Quelque part dans les arbres de la forêt sur l'île de Heard
*•*•*•*
La Grande Prêtresse. En chair et en os. C'était plus qu'improbable, et plus qu'inespéré... Plus qu'incongru, surtout. Comment réagir ? Quelle attitude adopter ? Et si elle nous voulait du mal ? Mais que faisait-elle là ?
— Tes oreilles fument, Ethel, souffla Melwyn dans mon cou.
C'eut à la fois le don de me procurer des frissons partout dans le corps et de faire taire le moulin à questions qui s'était déclenché dans mon cerveau affolé.
— Soleil ?
La voix de Charly partait dangereusement dans les aigus. Les sourcils de la Grande Prêtresse se haussèrent.
— Charly ? appela-t-elle. Tu sembles avoir pris trente ans, mon garçon.
Eben fronça les sourcils alors qu'un sourire apparaissait sur les lèvres du porteur du soleil.
Et moi, j'étais perdue.
Depuis quand ces deux-là se parlaient-ils de manière aussi familière ? J'avais tant bien que mal enregistré les explications de Charly sur son histoire personnelle, et les aventures rocambolesques qu'il avait vécues de son arrivée au C.I.S.I. à la tribu de Salavenn pour finalement être rappelé dans une mission « sauvetage » de May qui avait échoué de manière lamentable, mais jamais n'avais-je eu vent d'une possible entente entre ces deux sorciers phénoménaux. Il faut dire aussi que le sorcier m'ayant conté son récit après la chute du soleil, il est fort probable que j'eus oublié l'essentiel des détails en route. Après tout, tous deux étaient des porteurs du soleil, et leur rareté tendait probablement à ce qu'ils se rapprochent l'un de l'autre dans un élan de solidarité.
Eben chuchota quelque chose à Melwyn, elle haussa les épaules et Charly s'avança sur le pont de singe qui reliait les deux arbres.
— Qu'est-ce que cela me fait plaisir de vous revoir, Soleil ! s'écria-t-il à mi-chemin.
Mon ventre s'était noué. J'étais parcourue d'énergies négatives, cependant mon intuition avait tant été chamboulée par nos récentes péripéties que je préférai me concentrer sur mon souffle et la main que j'avais entrelacée dans celle de Melwyn pour éviter à ma panique de prendre le dessus. Après tout, les pensées qui me parcouraient n'avaient aucune légitimité à siéger dans mon corps puisqu'elles se constituaient pour l'essentiel de la peur d'une punition. Cela parce que nous avions failli dans la mission qu'elle nous avait confié avant notre départ du C.I.S.I.
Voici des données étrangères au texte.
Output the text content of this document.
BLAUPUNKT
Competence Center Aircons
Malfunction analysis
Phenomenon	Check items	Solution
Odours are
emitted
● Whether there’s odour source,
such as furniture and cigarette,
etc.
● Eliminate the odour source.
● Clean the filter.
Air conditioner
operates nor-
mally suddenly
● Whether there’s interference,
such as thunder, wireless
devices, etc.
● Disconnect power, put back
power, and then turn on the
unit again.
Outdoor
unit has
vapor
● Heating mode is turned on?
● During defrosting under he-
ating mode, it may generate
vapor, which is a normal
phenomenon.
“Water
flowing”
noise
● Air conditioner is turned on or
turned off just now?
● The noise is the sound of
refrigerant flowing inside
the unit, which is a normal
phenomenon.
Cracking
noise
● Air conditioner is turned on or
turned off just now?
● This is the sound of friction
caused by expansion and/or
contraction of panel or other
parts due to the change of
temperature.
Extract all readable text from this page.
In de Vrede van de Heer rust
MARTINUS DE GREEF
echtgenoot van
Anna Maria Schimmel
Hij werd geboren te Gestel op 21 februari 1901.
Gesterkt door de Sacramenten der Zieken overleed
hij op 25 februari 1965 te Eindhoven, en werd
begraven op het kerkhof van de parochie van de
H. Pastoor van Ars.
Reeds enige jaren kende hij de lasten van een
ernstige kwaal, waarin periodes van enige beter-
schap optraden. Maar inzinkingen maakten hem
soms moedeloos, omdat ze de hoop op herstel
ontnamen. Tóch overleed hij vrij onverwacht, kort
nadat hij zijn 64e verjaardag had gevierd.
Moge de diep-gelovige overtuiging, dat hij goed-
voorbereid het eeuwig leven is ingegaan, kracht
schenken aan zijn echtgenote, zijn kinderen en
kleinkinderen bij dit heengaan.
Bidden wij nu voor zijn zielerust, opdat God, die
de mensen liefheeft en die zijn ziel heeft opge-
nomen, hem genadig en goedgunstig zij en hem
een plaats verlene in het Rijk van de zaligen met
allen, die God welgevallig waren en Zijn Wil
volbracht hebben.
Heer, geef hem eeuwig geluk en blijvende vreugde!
La Gardienne étant hors d'atteinte pour tout le monde, Soleil Levant ne pouvait décemment blâmer personne pour ne pas avoir ramené mon amie dans ses souterrains asphyxiés.
Nous ne craignions rien de sa part. Elle ne pouvait pas nous blesser. Elle n'avait pas le droit de me faire du mal.
Cette conviction que je tentais d'ancrer en moi était renforcée par la constatation évidente que si la Grande Prêtresse se trouvait sur cette île, au milieu de cette nuit sans fin, seule et émaciée, c'était bien qu'elle avait d'autres préoccupations qu'une bande d'ados incapables de suivre ses ordres.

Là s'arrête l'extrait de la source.